1. Treat all guns as loaded.

Now we sometimes have to look down the barrel to check the rifling or the results of cleaning, and we know for dang sure that we unloaded the thing, but as long as the piece is a gun–in other words, as long as the action is closed and the dingus is assembled–I’m treating it as loaded.

2. Never let the muzzle cover anything that you’re not willing to destroy.

Remember how all guns are treated as loaded? Don’t point guns at people in jest. Don’t aim at the cat and pretend to fire. Don’t sweep the gun across a room full of people at a gun show, and don’t aim at your neighbor’s wall. There are times when this rule is difficult to apply fully, since we have to point the muzzle somewhere, but always choose the least bad option if no good one is available.

3. Keep your finger off the trigger and out of the trigger guard until your sights are on the target.

Even Hollywood is getting this one right lately. Look at characters who keep their index fingers straight along the gun’s frame while moving around. The point here is that barring mechanical failure or something else getting hung up in the trigger guard, that gun cannot fire unless the trigger is squeezed. If your finger doesn’t touch the trigger, nothing will happen.

4. Identify your target, what’s around it, and what’s behind it.

Sometimes, we miss. Sometimes, a bullet goes through the target and on to what’s on the other side, particularly the full-metal jacket or the high-speed varieties.

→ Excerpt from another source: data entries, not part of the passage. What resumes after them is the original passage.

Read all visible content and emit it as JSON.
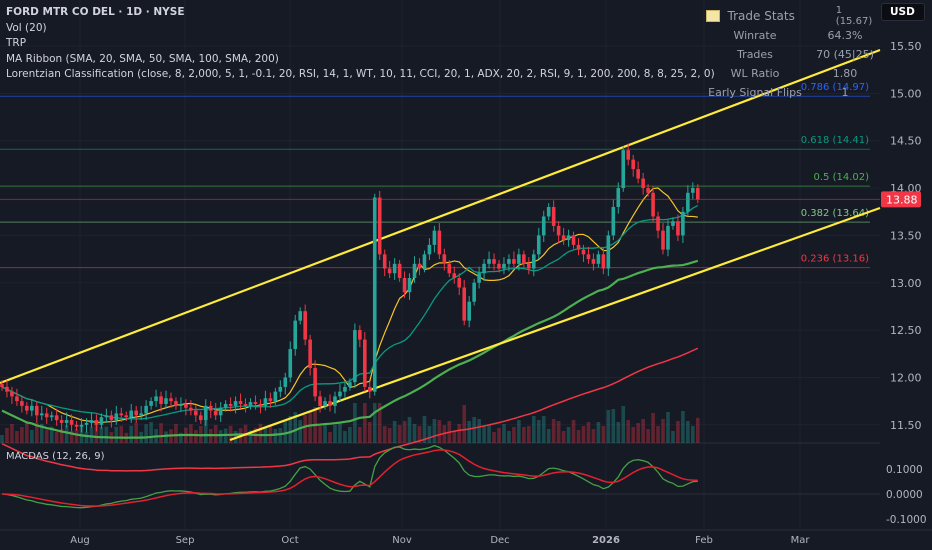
{
  "legend": {
    "title": "FORD MTR CO DEL · 1D · NYSE",
    "indicators": [
      "Vol (20)",
      "TRP",
      "MA Ribbon (SMA, 20, SMA, 50, SMA, 100, SMA, 200)",
      "Lorentzian Classification (close, 8, 2,000, 5, 1, -0.1, 20, RSI, 14, 1, WT, 10, 11, CCI, 20, 1, ADX, 20, 2, RSI, 9, 1, 200, 200, 8, 8, 25, 2, 0)"
    ]
  },
  "trade_stats": {
    "title": "Trade Stats",
    "header_value": "1 (15.67)",
    "rows": [
      {
        "label": "Winrate",
        "value": "64.3%"
      },
      {
        "label": "Trades",
        "value": "70 (45|25)"
      },
      {
        "label": "WL Ratio",
        "value": "1.80"
      },
      {
        "label": "Early Signal Flips",
        "value": "1"
      }
    ]
  },
  "currency": "USD",
  "colors": {
    "up": "#26a69a",
    "down": "#f23645",
    "trendline": "#ffeb3b",
    "sma20": "#089981",
    "sma50": "#4caf50",
    "sma100": "#f23645",
    "macd": "#43a047",
    "signal": "#e5202f"
  },
  "chart_data": [
    {
      "type": "candlestick",
      "title": "FORD MTR CO DEL · 1D · NYSE",
      "ylim": [
        11.35,
        15.6
      ],
      "y_ticks": [
        "15.50",
        "15.00",
        "14.50",
        "14.00",
        "13.50",
        "13.00",
        "12.50",
        "12.00",
        "11.50"
      ],
      "x_ticks": [
        "Aug",
        "Sep",
        "Oct",
        "Nov",
        "Dec",
        "2026",
        "Feb",
        "Mar"
      ],
      "last_price": "13.88",
      "closes": [
        11.9,
        11.85,
        11.8,
        11.75,
        11.7,
        11.65,
        11.7,
        11.6,
        11.62,
        11.58,
        11.6,
        11.55,
        11.52,
        11.55,
        11.5,
        11.48,
        11.5,
        11.52,
        11.55,
        11.5,
        11.58,
        11.6,
        11.55,
        11.62,
        11.6,
        11.58,
        11.65,
        11.6,
        11.62,
        11.7,
        11.75,
        11.8,
        11.72,
        11.78,
        11.75,
        11.7,
        11.72,
        11.68,
        11.65,
        11.6,
        11.55,
        11.7,
        11.65,
        11.6,
        11.68,
        11.72,
        11.7,
        11.75,
        11.72,
        11.7,
        11.74,
        11.72,
        11.7,
        11.78,
        11.75,
        11.85,
        11.9,
        12.0,
        12.3,
        12.6,
        12.7,
        12.4,
        12.1,
        11.8,
        11.7,
        11.75,
        11.7,
        11.8,
        11.85,
        11.9,
        11.95,
        12.5,
        12.4,
        11.9,
        11.85,
        13.9,
        13.3,
        13.15,
        13.1,
        13.2,
        13.05,
        12.9,
        13.05,
        13.2,
        13.15,
        13.3,
        13.4,
        13.55,
        13.3,
        13.2,
        13.1,
        13.05,
        12.95,
        12.6,
        12.8,
        13.0,
        13.1,
        13.2,
        13.25,
        13.2,
        13.15,
        13.2,
        13.25,
        13.2,
        13.3,
        13.2,
        13.15,
        13.3,
        13.5,
        13.7,
        13.8,
        13.6,
        13.5,
        13.45,
        13.5,
        13.4,
        13.35,
        13.3,
        13.25,
        13.2,
        13.3,
        13.15,
        13.5,
        13.8,
        14.0,
        14.4,
        14.3,
        14.2,
        14.1,
        14.0,
        13.95,
        13.7,
        13.55,
        13.35,
        13.6,
        13.65,
        13.5,
        13.75,
        13.95,
        14.0,
        13.88
      ],
      "fib_levels": [
        {
          "label": "0.786 (14.97)",
          "price": 14.97,
          "color": "#2962ff"
        },
        {
          "label": "0.618 (14.41)",
          "price": 14.41,
          "color": "#089981"
        },
        {
          "label": "0.5 (14.02)",
          "price": 14.02,
          "color": "#4caf50"
        },
        {
          "label": "0.382 (13.64)",
          "price": 13.64,
          "color": "#81c784"
        },
        {
          "label": "0.236 (13.16)",
          "price": 13.16,
          "color": "#f23645"
        }
      ]
    },
    {
      "type": "line",
      "title": "MACDAS (12, 26, 9)",
      "ylim": [
        -0.15,
        0.17
      ],
      "y_ticks": [
        "0.1000",
        "0.0000",
        "-0.1000"
      ]
    }
  ]
}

Don’t shoot at a shadow or a sound.

Various organizations have ten commandments, and any gun safety manual will offer you pages of text, much of it in red, on this subject, but really, those four rules cover just about any possible situation in which a person with a firearm could muck things up. Follow those four, and you’re highly unlikely ever to discharge a firearm unintentionally or to cause excessive harm by doing so.

But since these articles are aimed at writers, now let’s discuss the implications of these rules for your characters. When a novice picks up a gun, the person often immediately waves the thing around, finger on the trigger, and sometimes squeezes without thinking. A trained person, by contrast, takes care with this object of power. Many readers won’t notice anything of significance in how you describe your character manipulating a firearm, but those in the know will pick up on it, and if the description of handling doesn’t match the way you’ve portrayed your character in other regards, that will make us irritated. It’s not good to irritate readers in the know.

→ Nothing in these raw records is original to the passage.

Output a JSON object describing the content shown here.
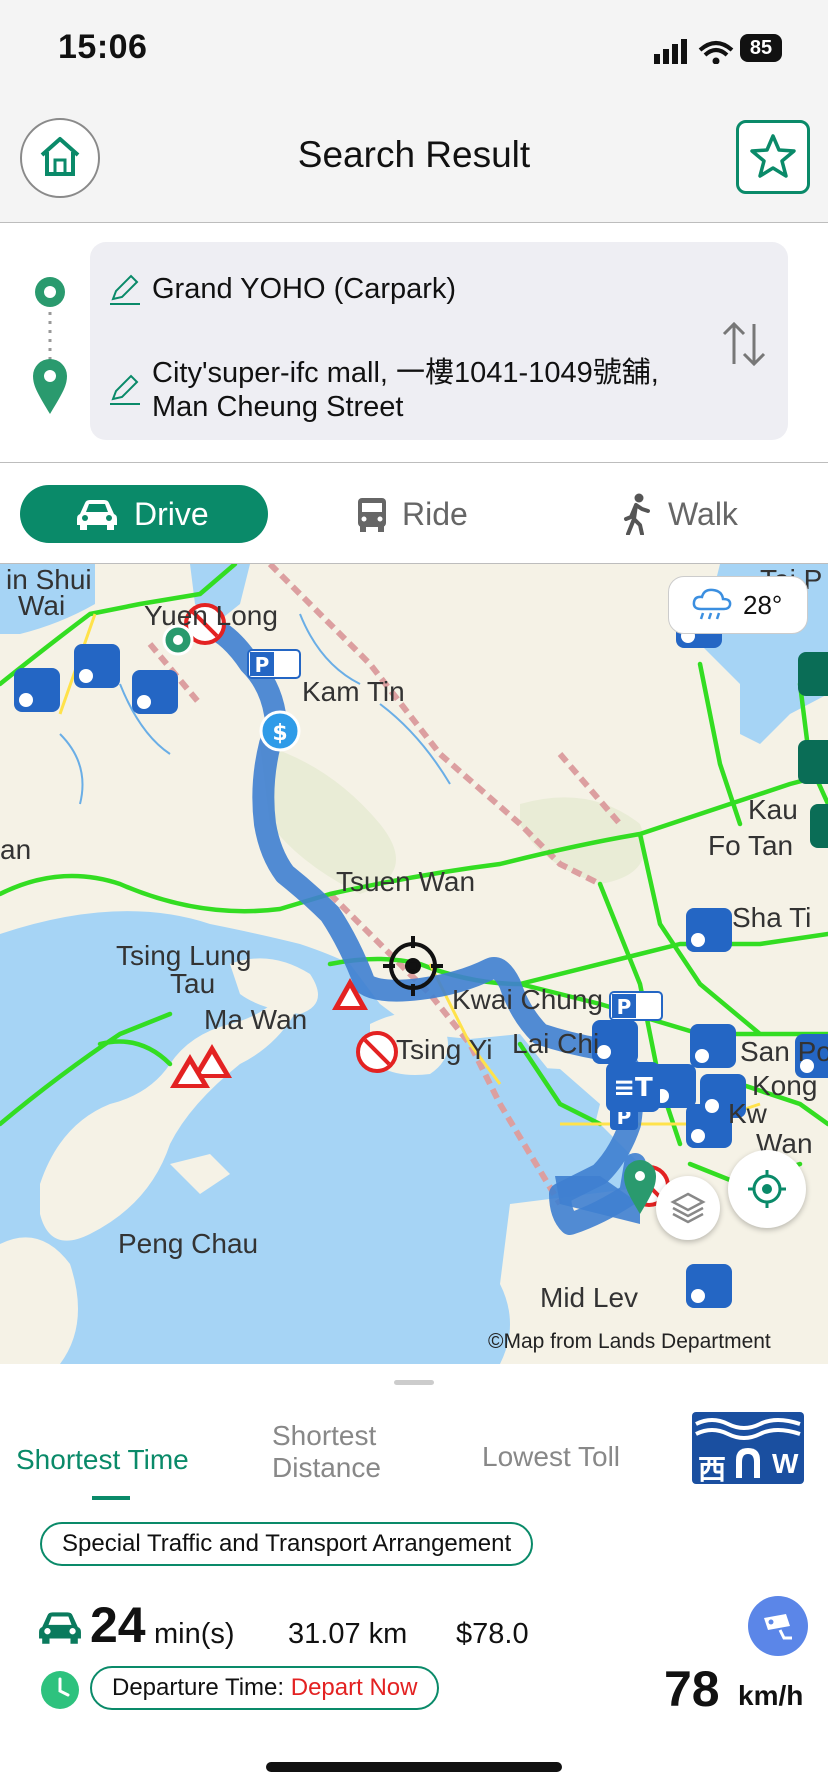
{
  "status_bar": {
    "time": "15:06",
    "battery": "85"
  },
  "header": {
    "title": "Search Result"
  },
  "route": {
    "origin": "Grand YOHO (Carpark)",
    "destination_line1": "City'super-ifc mall, 一樓1041-1049號舖,",
    "destination_line2": "Man Cheung Street"
  },
  "modes": {
    "drive": "Drive",
    "ride": "Ride",
    "walk": "Walk"
  },
  "map": {
    "places": {
      "tin_shui_wai_1": "in Shui",
      "tin_shui_wai_2": "Wai",
      "yuen_long": "Yuen Long",
      "kam_tin": "Kam Tin",
      "tsuen_wan": "Tsuen Wan",
      "tsing_lung_tau_1": "Tsing Lung",
      "tsing_lung_tau_2": "Tau",
      "ma_wan": "Ma Wan",
      "kwai_chung": "Kwai Chung",
      "lai_chi": "Lai Chi",
      "peng_chau": "Peng Chau",
      "kau": "Kau",
      "fo_tan": "Fo Tan",
      "sha_ti": "Sha Ti",
      "san_po": "San Po",
      "kong": "Kong",
      "kw": "Kw",
      "wan": "Wan",
      "mid_lev": "Mid Lev",
      "lan": "an",
      "tai": "Tai P",
      "tsing_yi": "Tsing Yi"
    },
    "weather_temp": "28°",
    "copyright": "©Map from Lands Department"
  },
  "options": {
    "shortest_time": "Shortest Time",
    "shortest_distance_1": "Shortest",
    "shortest_distance_2": "Distance",
    "lowest_toll": "Lowest Toll",
    "tunnel_badge": "西",
    "tunnel_badge_w": "W"
  },
  "summary": {
    "special_label": "Special Traffic and Transport Arrangement",
    "duration": "24",
    "duration_unit": "min(s)",
    "distance": "31.07 km",
    "toll": "$78.0",
    "departure_label": "Departure Time: ",
    "departure_value": "Depart Now",
    "speed": "78",
    "speed_unit": "km/h"
  },
  "colors": {
    "brand": "#0a8a69",
    "route": "#3f7fd0",
    "sea": "#a6d4f5",
    "land": "#f5f2e6",
    "traffic_green": "#33dd22",
    "alert_red": "#e32222"
  }
}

Of course, also remember that these Four Rules were formulated in the seventies and arose out of Cooper’s teaching in the couple of decades before that. A character in a western will operate under a different standard. Many of them will be drunk or grouchy, and the consequences of killing someone without meaning it weren’t always the same as today. If you’re writing about someone in the Second World War, find a copy of the firearms training manual or similar

to learn the rules as they were given then. A rebellious character may ignore even those, naturally.